John the only thing missing from the above explanations is that an aircraft has an unique drag curve, its U shaped as opposed to straight line as to say your car.

Swept back wing aircraft normally approach on what is called the wrong side of the drag curve and are therefore speed unstable Eg any reduction in airspeed increases drag even more causing a further speed loss.(this is a product of this UNIQUE drag curve)

Any aircraft with wings can glide to land but to make a safe speed stable approach in a swept back wing aircraft you need the assistance of thrust.

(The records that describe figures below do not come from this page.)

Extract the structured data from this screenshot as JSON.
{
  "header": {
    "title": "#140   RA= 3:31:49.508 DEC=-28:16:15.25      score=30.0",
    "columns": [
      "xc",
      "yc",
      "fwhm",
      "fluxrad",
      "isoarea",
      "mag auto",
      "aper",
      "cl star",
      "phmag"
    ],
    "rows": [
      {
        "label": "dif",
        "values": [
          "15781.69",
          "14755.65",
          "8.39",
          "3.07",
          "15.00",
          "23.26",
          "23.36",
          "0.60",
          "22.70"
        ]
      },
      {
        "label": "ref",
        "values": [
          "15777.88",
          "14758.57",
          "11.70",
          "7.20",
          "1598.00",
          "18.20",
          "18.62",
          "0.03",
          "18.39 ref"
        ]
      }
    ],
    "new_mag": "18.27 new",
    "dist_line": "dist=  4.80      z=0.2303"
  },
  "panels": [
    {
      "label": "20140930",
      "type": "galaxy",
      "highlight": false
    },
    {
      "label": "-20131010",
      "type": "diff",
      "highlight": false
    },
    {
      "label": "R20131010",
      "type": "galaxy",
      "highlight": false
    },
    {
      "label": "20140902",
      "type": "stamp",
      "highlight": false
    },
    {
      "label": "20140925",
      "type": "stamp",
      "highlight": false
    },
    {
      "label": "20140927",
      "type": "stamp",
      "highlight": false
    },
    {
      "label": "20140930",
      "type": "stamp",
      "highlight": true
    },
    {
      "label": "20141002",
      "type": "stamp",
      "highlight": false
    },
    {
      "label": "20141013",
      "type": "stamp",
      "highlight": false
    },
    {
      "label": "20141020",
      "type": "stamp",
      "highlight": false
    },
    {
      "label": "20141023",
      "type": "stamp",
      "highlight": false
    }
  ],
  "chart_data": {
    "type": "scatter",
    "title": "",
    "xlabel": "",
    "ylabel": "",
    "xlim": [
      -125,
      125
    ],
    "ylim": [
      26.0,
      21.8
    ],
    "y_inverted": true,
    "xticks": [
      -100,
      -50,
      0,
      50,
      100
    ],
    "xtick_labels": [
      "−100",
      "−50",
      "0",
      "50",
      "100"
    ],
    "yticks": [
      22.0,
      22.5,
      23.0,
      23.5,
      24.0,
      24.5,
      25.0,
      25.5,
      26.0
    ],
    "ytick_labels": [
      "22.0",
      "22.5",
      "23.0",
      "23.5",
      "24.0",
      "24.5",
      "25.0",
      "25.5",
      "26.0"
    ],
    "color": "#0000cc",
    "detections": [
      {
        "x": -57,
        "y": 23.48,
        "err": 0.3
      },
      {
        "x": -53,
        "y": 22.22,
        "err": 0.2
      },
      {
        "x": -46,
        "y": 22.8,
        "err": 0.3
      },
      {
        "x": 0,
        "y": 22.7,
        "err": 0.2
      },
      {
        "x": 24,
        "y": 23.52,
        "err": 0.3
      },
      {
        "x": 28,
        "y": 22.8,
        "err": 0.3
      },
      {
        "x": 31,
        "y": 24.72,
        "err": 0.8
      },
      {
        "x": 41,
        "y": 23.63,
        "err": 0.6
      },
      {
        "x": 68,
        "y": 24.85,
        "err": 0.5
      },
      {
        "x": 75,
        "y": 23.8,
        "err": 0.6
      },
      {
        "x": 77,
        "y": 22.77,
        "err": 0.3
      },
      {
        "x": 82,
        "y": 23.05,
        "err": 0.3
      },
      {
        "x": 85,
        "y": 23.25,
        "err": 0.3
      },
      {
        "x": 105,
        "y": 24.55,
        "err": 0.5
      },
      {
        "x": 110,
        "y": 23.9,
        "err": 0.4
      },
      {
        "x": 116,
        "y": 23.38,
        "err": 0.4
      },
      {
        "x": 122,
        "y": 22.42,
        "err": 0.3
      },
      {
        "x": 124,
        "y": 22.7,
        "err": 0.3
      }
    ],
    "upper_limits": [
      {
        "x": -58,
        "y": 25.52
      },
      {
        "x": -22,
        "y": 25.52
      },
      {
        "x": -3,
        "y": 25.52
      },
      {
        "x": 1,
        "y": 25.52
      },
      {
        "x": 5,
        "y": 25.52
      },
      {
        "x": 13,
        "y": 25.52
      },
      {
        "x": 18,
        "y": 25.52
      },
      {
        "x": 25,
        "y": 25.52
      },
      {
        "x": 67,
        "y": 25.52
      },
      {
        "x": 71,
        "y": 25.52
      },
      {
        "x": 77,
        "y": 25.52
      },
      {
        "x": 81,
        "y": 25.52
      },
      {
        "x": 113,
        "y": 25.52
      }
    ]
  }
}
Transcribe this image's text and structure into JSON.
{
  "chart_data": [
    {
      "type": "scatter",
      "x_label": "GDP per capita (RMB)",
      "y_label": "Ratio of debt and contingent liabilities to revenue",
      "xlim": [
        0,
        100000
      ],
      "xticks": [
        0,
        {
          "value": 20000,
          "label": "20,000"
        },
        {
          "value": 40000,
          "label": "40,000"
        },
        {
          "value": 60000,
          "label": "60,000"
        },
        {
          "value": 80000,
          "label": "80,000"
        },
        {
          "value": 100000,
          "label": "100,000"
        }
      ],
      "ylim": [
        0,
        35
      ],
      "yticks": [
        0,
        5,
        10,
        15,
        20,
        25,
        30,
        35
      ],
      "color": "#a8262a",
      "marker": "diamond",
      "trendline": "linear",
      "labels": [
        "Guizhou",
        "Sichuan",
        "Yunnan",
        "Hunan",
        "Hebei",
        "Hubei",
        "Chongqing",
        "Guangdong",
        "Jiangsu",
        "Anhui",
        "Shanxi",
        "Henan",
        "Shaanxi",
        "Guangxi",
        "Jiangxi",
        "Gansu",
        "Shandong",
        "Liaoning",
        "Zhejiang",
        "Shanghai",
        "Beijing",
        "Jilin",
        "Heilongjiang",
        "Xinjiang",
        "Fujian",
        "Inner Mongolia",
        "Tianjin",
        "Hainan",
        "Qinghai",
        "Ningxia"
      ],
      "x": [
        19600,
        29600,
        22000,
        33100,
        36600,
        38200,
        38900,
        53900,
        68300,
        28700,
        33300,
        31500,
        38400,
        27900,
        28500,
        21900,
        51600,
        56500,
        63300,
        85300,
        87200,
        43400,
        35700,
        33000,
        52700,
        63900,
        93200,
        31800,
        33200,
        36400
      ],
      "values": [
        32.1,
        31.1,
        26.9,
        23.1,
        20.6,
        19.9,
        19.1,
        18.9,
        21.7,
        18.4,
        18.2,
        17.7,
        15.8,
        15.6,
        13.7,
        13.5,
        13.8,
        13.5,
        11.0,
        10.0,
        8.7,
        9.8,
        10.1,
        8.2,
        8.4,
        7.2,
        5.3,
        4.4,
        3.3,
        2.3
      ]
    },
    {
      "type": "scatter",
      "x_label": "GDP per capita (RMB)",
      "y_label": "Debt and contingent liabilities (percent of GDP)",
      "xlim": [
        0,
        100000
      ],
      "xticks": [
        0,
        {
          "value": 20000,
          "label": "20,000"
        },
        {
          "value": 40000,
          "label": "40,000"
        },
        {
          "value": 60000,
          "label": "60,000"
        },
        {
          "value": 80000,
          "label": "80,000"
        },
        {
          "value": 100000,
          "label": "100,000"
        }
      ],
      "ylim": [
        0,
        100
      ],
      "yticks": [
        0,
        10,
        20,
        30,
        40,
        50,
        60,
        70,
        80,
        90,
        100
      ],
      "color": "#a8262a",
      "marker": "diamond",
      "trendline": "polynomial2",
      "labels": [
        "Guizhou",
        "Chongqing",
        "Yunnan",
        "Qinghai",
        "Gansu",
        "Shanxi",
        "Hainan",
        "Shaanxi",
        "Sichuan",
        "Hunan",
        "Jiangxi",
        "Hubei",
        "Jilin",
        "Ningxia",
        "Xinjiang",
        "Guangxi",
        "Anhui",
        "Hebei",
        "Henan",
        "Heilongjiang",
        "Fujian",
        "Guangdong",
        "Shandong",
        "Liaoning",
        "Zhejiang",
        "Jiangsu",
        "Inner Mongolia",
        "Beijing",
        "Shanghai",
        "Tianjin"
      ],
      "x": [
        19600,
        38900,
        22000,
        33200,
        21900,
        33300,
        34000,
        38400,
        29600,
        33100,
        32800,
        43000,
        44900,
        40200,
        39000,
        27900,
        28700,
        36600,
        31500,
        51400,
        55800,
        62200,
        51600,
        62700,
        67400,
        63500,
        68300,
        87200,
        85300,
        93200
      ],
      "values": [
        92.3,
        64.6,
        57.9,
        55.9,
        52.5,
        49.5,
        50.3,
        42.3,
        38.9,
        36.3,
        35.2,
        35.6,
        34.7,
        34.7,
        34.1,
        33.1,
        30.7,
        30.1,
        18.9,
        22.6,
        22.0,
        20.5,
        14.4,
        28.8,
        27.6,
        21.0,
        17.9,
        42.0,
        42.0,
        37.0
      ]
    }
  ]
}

Once the aircraft has intercepted the ILS glidepath it is on course for a touchdown point 300 metres from the threshold on what is normally a 3 degree glide path which is around 300 feet for every mile out from touch down. EG 2 miles at about 600 feet above aerodrome level. In the latter stages of the approach more drag producing flaps and undercarriage will be lowered which basically means more thrust will need to be be added to maintain that glidepath. At around the normal height to have everything out and dangling and the speed correct, which is just inside 2 miles the aircraft is very thrust dependant so if you take any thrust away at this point the aircraft cannot maintain that glide path and will land short. However you have got one other workable option of some free energy and that is the excess airspeed above the stalling speed. Aircraft approach at a safe margin above the stall speed and it it is this margin that allowed this aircraft to limp onto the airfield. The pilot used this margin to modify the glidepath to get to the airfield but there obviously wasnt enough spare airspeed to maintain the correct 3 degree glidepath.This very abnormally slow airspeed also contributed to the low ground roll out of the aircraft after touchdown. If the gear had been raised the aircraft energy would probably not have been as effectively removed as it was on touchdown.